China’s regulators are working on a plan to bring prominent Chinese technology stocks that trade on foreign exchanges back home, potentially fueling a surge in these foreign-listed tech names and opening an opportunity for related exchange traded funds ahead.
China’s most successful internet companies, like Tencent, Alibaba and Baidu, among others, are listed abroad on foreign exchanges like the New York Stock Exchange or Hong Kong Stock Exchange. These companies first chose to list on foreign exchanges in an attempt to gain more widespread recognition back when Beijing was limiting foreign exposure to Chinese A-shares.
However, a new plan could smooth these Chinese internet stocks’ entry back home and potentially fuel speculative support in their shares. China’s regulators are working on a way to allow the country’s largest tech names to list on mainland exchanges via a structure called Chinese Depository Receipts, or CDRs, which allow investors to own company shares indirectly, reports Jacky Wang for the Wall Street Journal.

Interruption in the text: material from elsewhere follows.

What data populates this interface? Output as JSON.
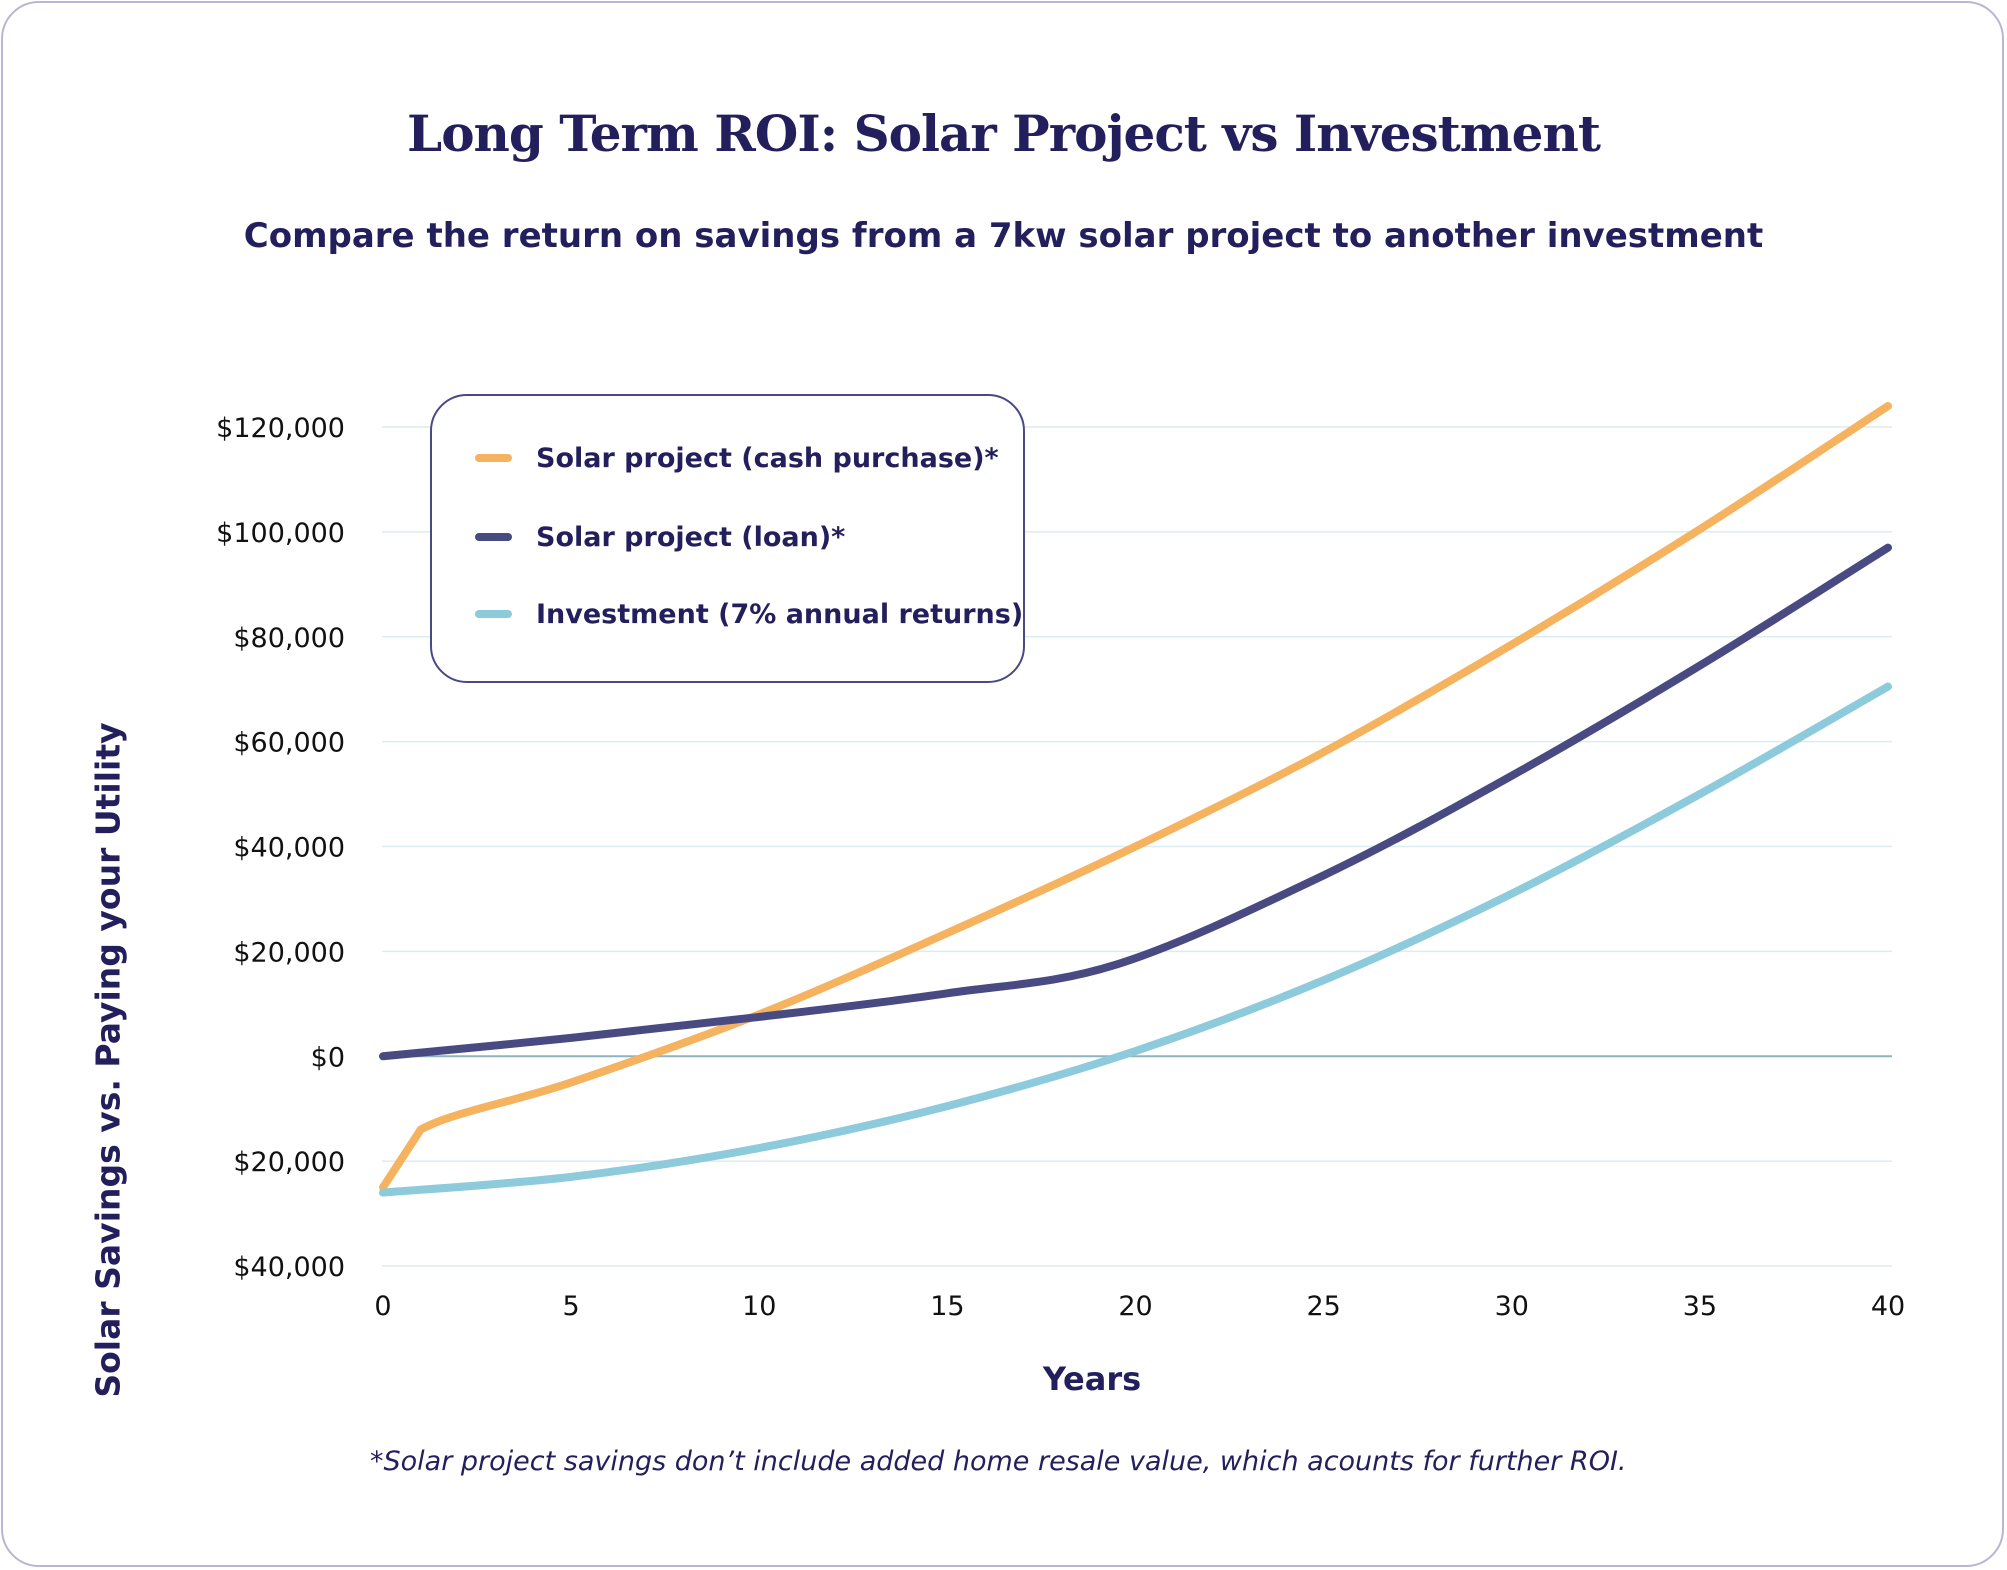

The action could potential open the doors to allow China’s robust population easier access to these internet giants that have been trading in foreign markets.
Investors who are interested in gaining exposure to the explosive growth in China’s technology segment have a number of ETF options to choose form. For instance, the KraneShares CSI China Internet Fund (NasdaqGM: KWEB) and KraneShares Emerging Markets Consumer Technology ETF (NYSEArca: KEMQ) include exposure to some of China’s largest internet and e-commerce names.
Additionally, ETF investors can also take on a broad China focus with a larger technology tilt through country-specific ETFs like the iShares MSCI China ETF (NASDAQ: MCHI) and PowerShares Golden Dragon China Portfolio (NasdaqGM: PGJ), which come with a 41.6% and 45.4% tilt to technology companies, respectively.